Kristol goes on to say that "Libby's sentence--to say nothing of the original prosecution--is unfair and vindictive." This echoes a very popular conservative line of thinking, one that strikes a deep vein of paranoia and fearfulness.
Erik on the blog Redstate echoes the vibe when he says, "To me, Scooter Libby was the victim of a partisan witch hunt. He, at most, got his timeline mixed up when he went before the grand jury and was inconsistent with his prior statements to the FBI. To Mr. Lindorff, it was intentional."
A witch-hunt? A political circus perpetuated by an over zealous attorney and an activist judge and probably, carefully concealed communists? Maybe they're right. Maybe Libby has been made an unfair example, the sacrificial lamb for a sinful administration. He did his duty and took the fall. He got pinched for his more powerful brethren. A patriot, maybe the man deserves not jail time, but a pardon.
I dearly hope the president succumbs to this line of "reasoning." A pardon of Libby would be such an obnoxious display of loyalty over values that whatever is left of the paper-thin, self-righteous atmosphere around the president will be blown away by a public outrage with the power of corona discharge. And why not? What brought this presidency down was a level of arrogance that bordered on blindness. This was an administration, and a political party, which sought to consolidate its power and run itself like the mafia.

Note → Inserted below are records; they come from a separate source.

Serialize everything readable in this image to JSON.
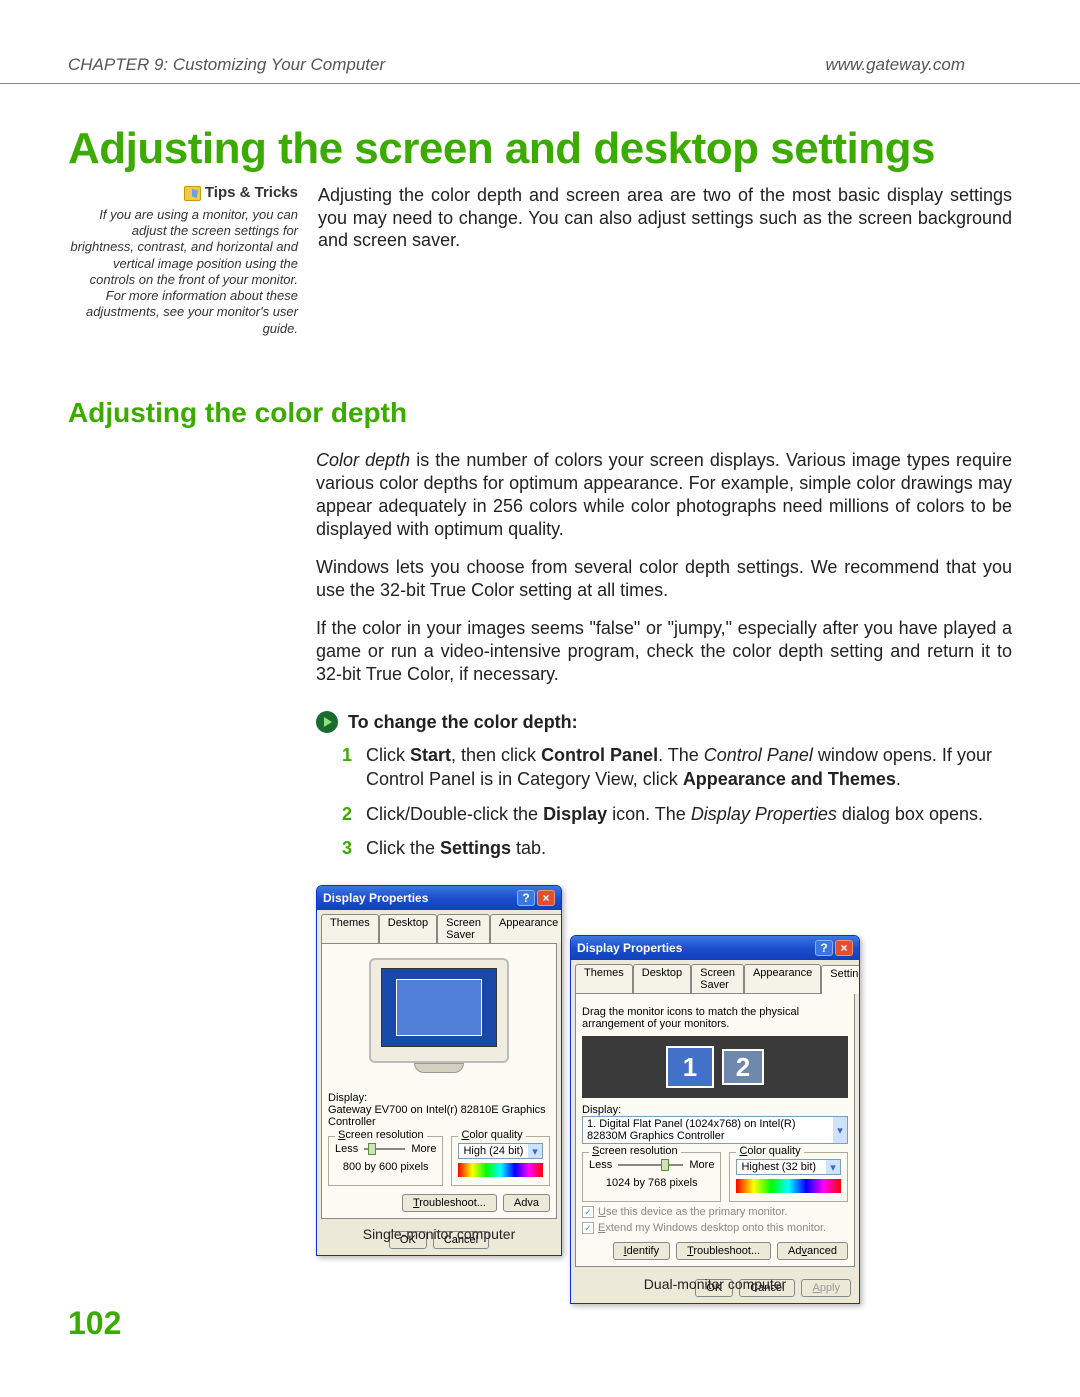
{
  "header": {
    "chapter": "CHAPTER 9: Customizing Your Computer",
    "url": "www.gateway.com"
  },
  "title": "Adjusting the screen and desktop settings",
  "tips": {
    "heading": "Tips & Tricks",
    "body": "If you are using a monitor, you can adjust the screen settings for brightness, contrast, and horizontal and vertical image position using the controls on the front of your monitor. For more information about these adjustments, see your monitor's user guide."
  },
  "intro": "Adjusting the color depth and screen area are two of the most basic display settings you may need to change. You can also adjust settings such as the screen background and screen saver.",
  "section": {
    "title": "Adjusting the color depth",
    "p1_lead_term": "Color depth",
    "p1_rest": " is the number of colors your screen displays. Various image types require various color depths for optimum appearance. For example, simple color drawings may appear adequately in 256 colors while color photographs need millions of colors to be displayed with optimum quality.",
    "p2": "Windows lets you choose from several color depth settings. We recommend that you use the 32-bit True Color setting at all times.",
    "p3": "If the color in your images seems \"false\" or \"jumpy,\" especially after you have played a game or run a video-intensive program, check the color depth setting and return it to 32-bit True Color, if necessary."
  },
  "procedure": {
    "title": "To change the color depth:",
    "steps": {
      "s1_a": "Click ",
      "s1_b1": "Start",
      "s1_c": ", then click ",
      "s1_b2": "Control Panel",
      "s1_d": ". The ",
      "s1_i": "Control Panel",
      "s1_e": " window opens. If your Control Panel is in Category View, click ",
      "s1_b3": "Appearance and Themes",
      "s1_f": ".",
      "s2_a": "Click/Double-click the ",
      "s2_b": "Display",
      "s2_c": " icon. The ",
      "s2_i": "Display Properties",
      "s2_d": " dialog box opens.",
      "s3_a": "Click the ",
      "s3_b": "Settings",
      "s3_c": " tab."
    }
  },
  "win_common": {
    "title": "Display Properties",
    "tabs": {
      "themes": "Themes",
      "desktop": "Desktop",
      "saver": "Screen Saver",
      "appearance": "Appearance",
      "settings": "Settings"
    },
    "display_label": "Display:",
    "res_legend_u": "S",
    "res_legend_rest": "creen resolution",
    "color_legend_u": "C",
    "color_legend_rest": "olor quality",
    "less": "Less",
    "more": "More",
    "ok": "OK",
    "cancel": "Cancel",
    "apply_u": "A",
    "apply_rest": "pply",
    "troubleshoot_u": "T",
    "troubleshoot_rest": "roubleshoot...",
    "advanced_pre": "Ad",
    "advanced_u": "v",
    "advanced_post": "anced",
    "identify_u": "I",
    "identify_rest": "dentify"
  },
  "win1": {
    "display_value": "Gateway EV700 on Intel(r) 82810E Graphics Controller",
    "res_text": "800 by 600 pixels",
    "color_value": "High (24 bit)",
    "adv_short": "Adva",
    "caption": "Single-monitor computer"
  },
  "win2": {
    "instruction": "Drag the monitor icons to match the physical arrangement of your monitors.",
    "display_value": "1. Digital Flat Panel (1024x768) on Intel(R) 82830M Graphics Controller",
    "res_text": "1024 by 768 pixels",
    "color_value": "Highest (32 bit)",
    "mon1": "1",
    "mon2": "2",
    "chk1_u": "U",
    "chk1_rest": "se this device as the primary monitor.",
    "chk2_u": "E",
    "chk2_rest": "xtend my Windows desktop onto this monitor.",
    "caption": "Dual-monitor computer"
  },
  "page_number": "102"
}
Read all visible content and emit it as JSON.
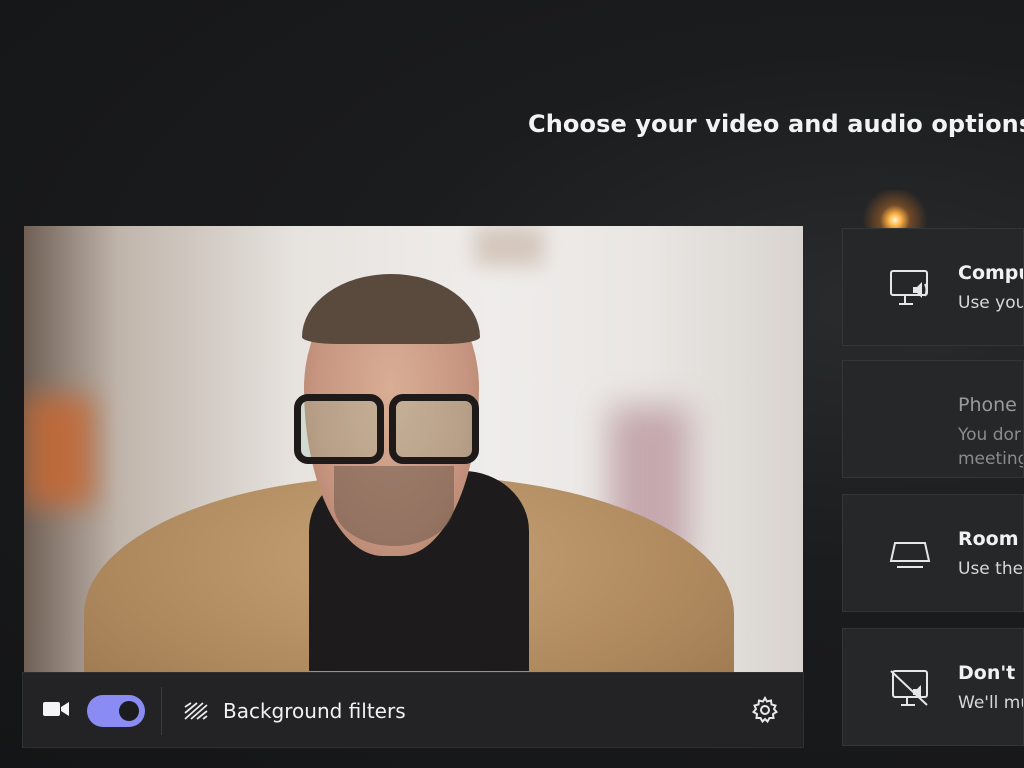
{
  "header": {
    "title": "Choose your video and audio options"
  },
  "preview": {
    "alt": "Camera preview"
  },
  "toolbar": {
    "camera_icon": "video-camera-icon",
    "camera_on": true,
    "background_filters_label": "Background filters",
    "background_icon": "background-effects-icon",
    "settings_icon": "gear-icon"
  },
  "audio_options": [
    {
      "title": "Compu",
      "desc_lines": [
        "Use you"
      ],
      "icon": "computer-audio-icon",
      "enabled": true
    },
    {
      "title": "Phone",
      "desc_lines": [
        "You dor",
        "meeting"
      ],
      "icon": "phone-audio-icon",
      "enabled": false
    },
    {
      "title": "Room",
      "desc_lines": [
        "Use the"
      ],
      "icon": "room-audio-icon",
      "enabled": true
    },
    {
      "title": "Don't u",
      "desc_lines": [
        "We'll mu"
      ],
      "icon": "no-audio-icon",
      "enabled": true
    }
  ],
  "colors": {
    "accent": "#8b8cf3",
    "panel": "#232325",
    "background": "#151617"
  }
}
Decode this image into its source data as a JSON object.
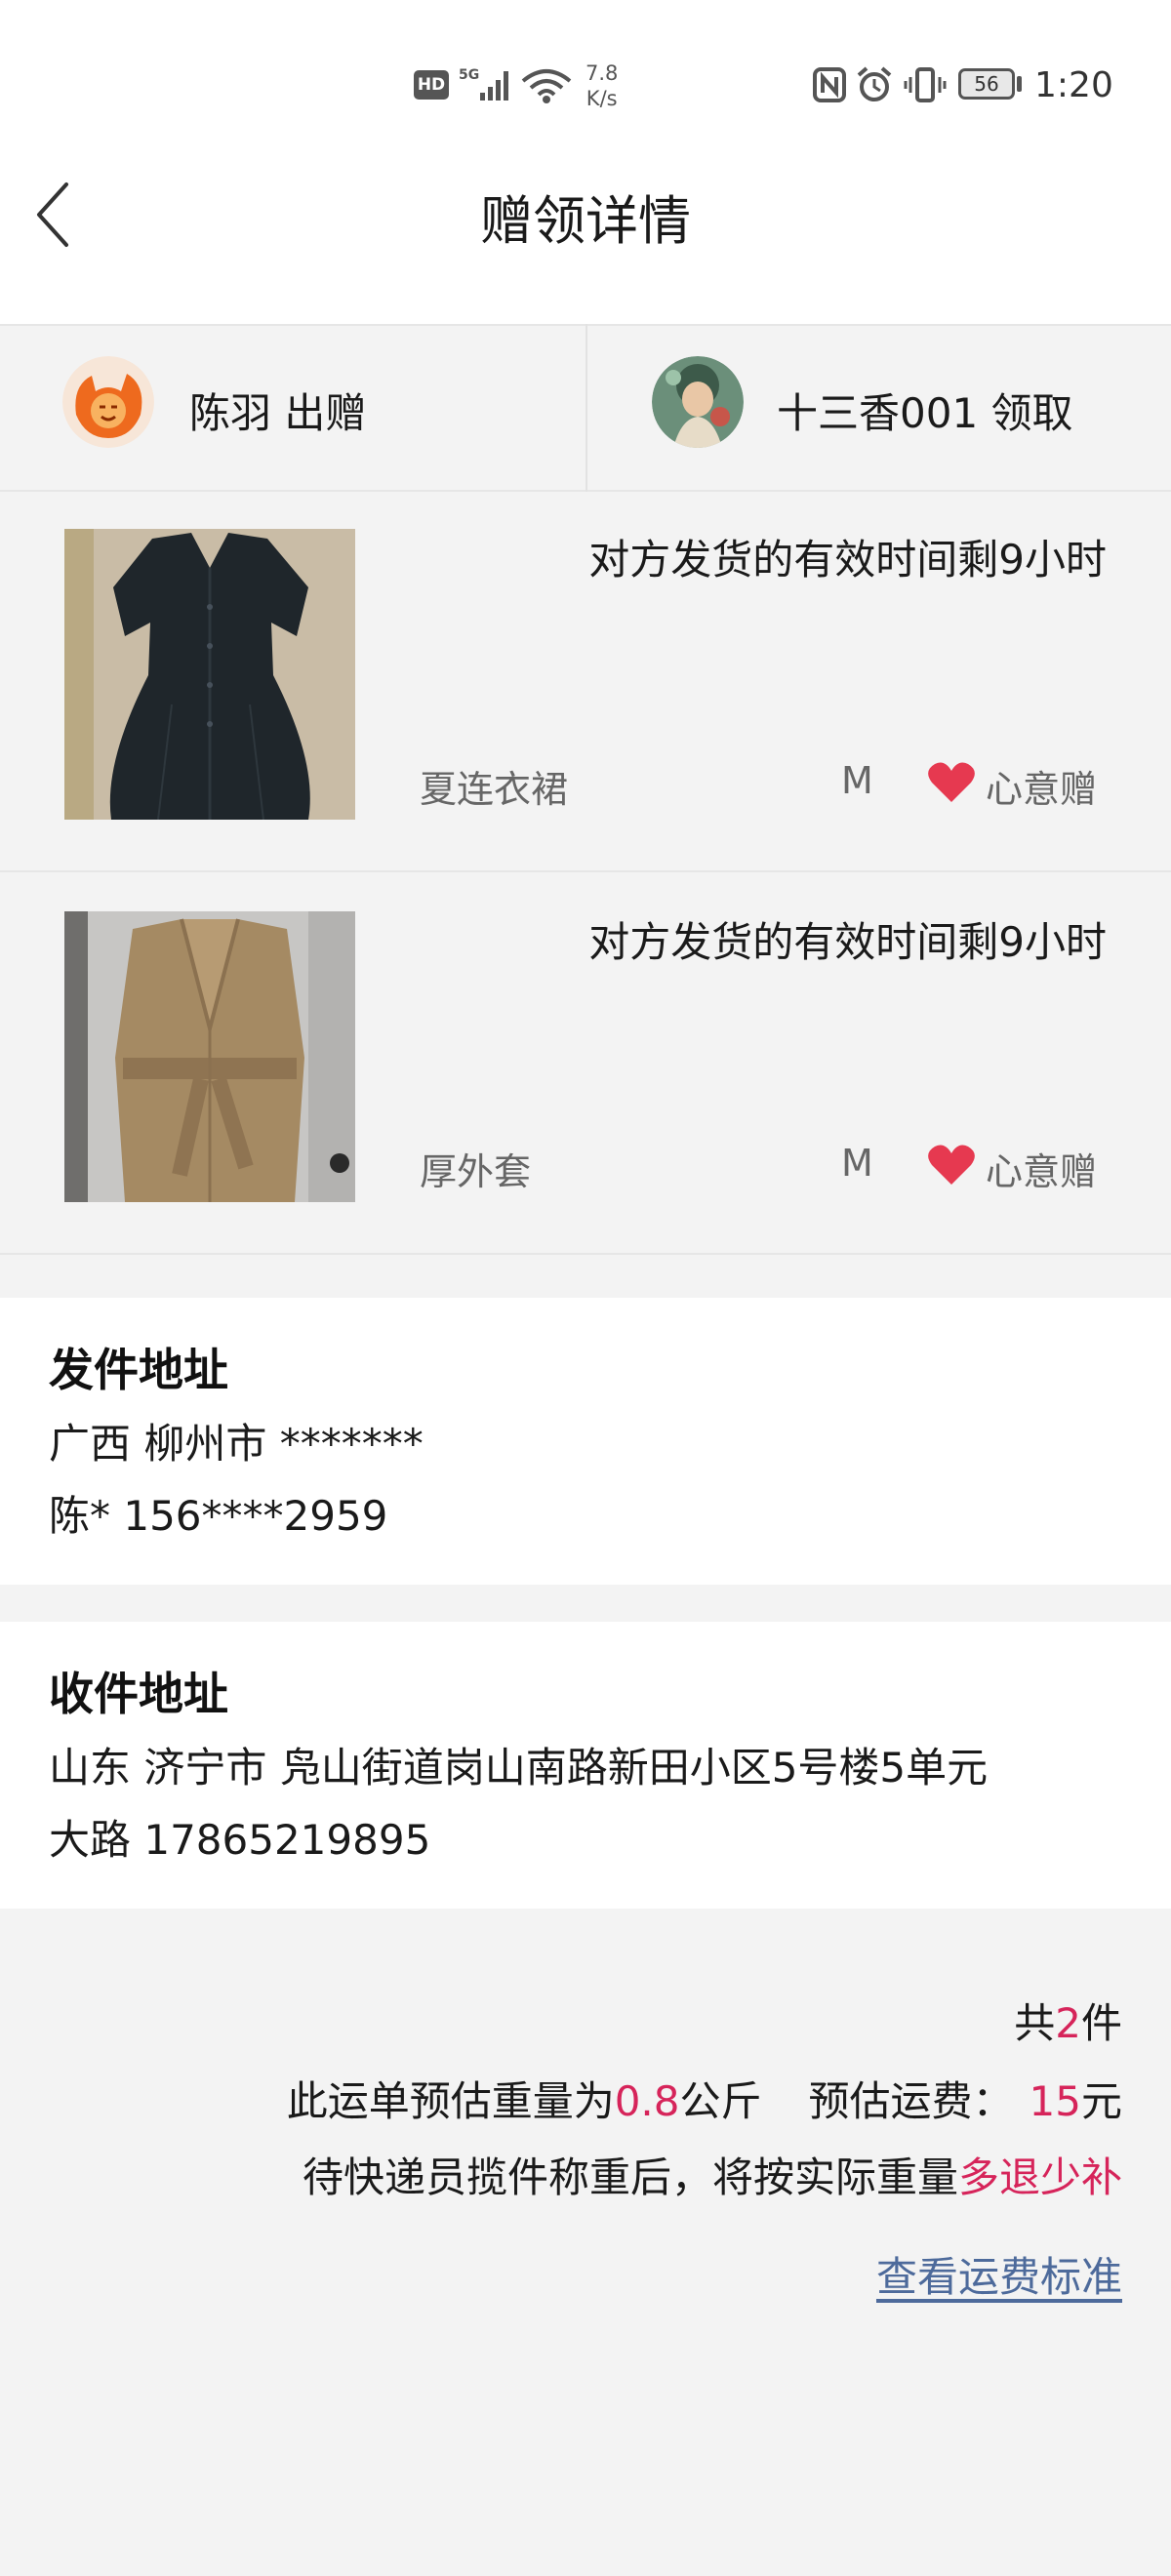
{
  "status_bar": {
    "hd": "HD",
    "network": "5G",
    "speed_value": "7.8",
    "speed_unit": "K/s",
    "battery": "56",
    "time": "1:20"
  },
  "header": {
    "title": "赠领详情"
  },
  "participants": {
    "giver_name": "陈羽",
    "giver_action": "出赠",
    "receiver_name": "十三香001",
    "receiver_action": "领取"
  },
  "items": [
    {
      "deadline": "对方发货的有效时间剩9小时",
      "name": "夏连衣裙",
      "size": "M",
      "gift_type": "心意赠"
    },
    {
      "deadline": "对方发货的有效时间剩9小时",
      "name": "厚外套",
      "size": "M",
      "gift_type": "心意赠"
    }
  ],
  "sender_address": {
    "title": "发件地址",
    "line1": "广西 柳州市 *******",
    "line2": "陈* 156****2959"
  },
  "receiver_address": {
    "title": "收件地址",
    "line1": "山东 济宁市 凫山街道岗山南路新田小区5号楼5单元",
    "line2": "大路 17865219895"
  },
  "summary": {
    "count_prefix": "共",
    "count": "2",
    "count_suffix": "件",
    "weight_prefix": "此运单预估重量为",
    "weight": "0.8",
    "weight_unit": "公斤",
    "fee_label": "预估运费：",
    "fee": "15",
    "fee_unit": "元",
    "note_prefix": "待快递员揽件称重后，将按实际重量",
    "note_highlight": "多退少补",
    "fee_standard_link": "查看运费标准"
  },
  "colors": {
    "accent_red": "#d6245a",
    "heart": "#e63950",
    "link": "#4d6a9b"
  }
}
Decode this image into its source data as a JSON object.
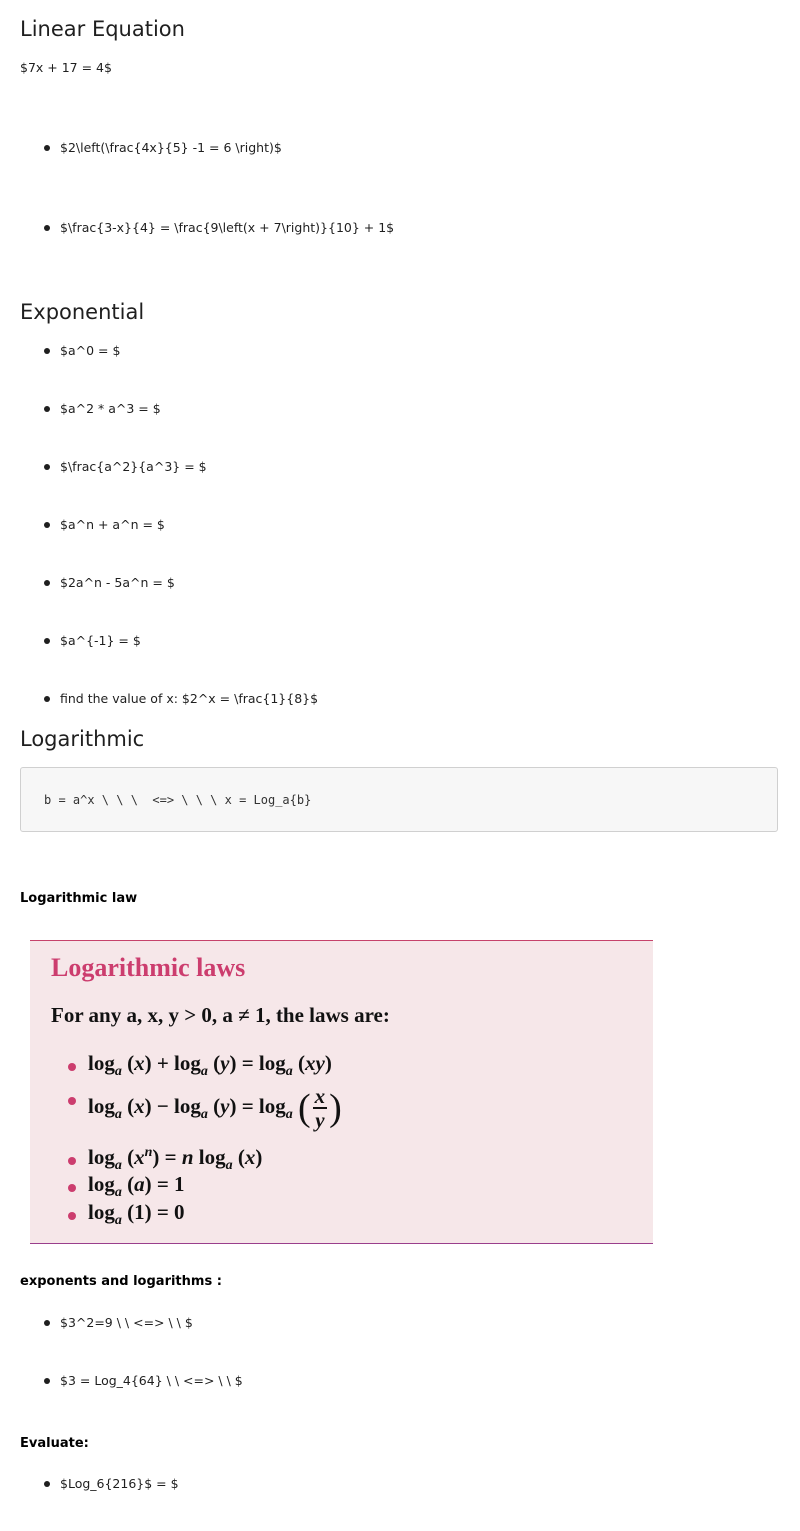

Except the mafia actually gets things done rather than masquerade around.
And so, I predict there will be no pardon for Libby. Forget all the logic that says this president, with his hobbled administration, abysmal approval ratings, and crippled foreign and domestic policy cannot afford the political capital to pardon Libby. There is another reason: a complete vacuum of leadership at the White House. To pardon Libby would require a certain amount of courage in the face of overwhelming odds. I have never seen this president play it that way. When the going gets tough he sticks every time. This is George W. Bush, the leader who rubber-stamped for a Republican congress; the guy who has propped up bloated and inept government institutions; the man who could not even fire Donald Rumsfeld before the 2006 elections. He is a self-serving, unimaginative heir. His time will now be spent salvaging a mangled legacy with missile defense or immigration reform and Libby can go to jail as the tip of the vast and corrupt White House iceberg.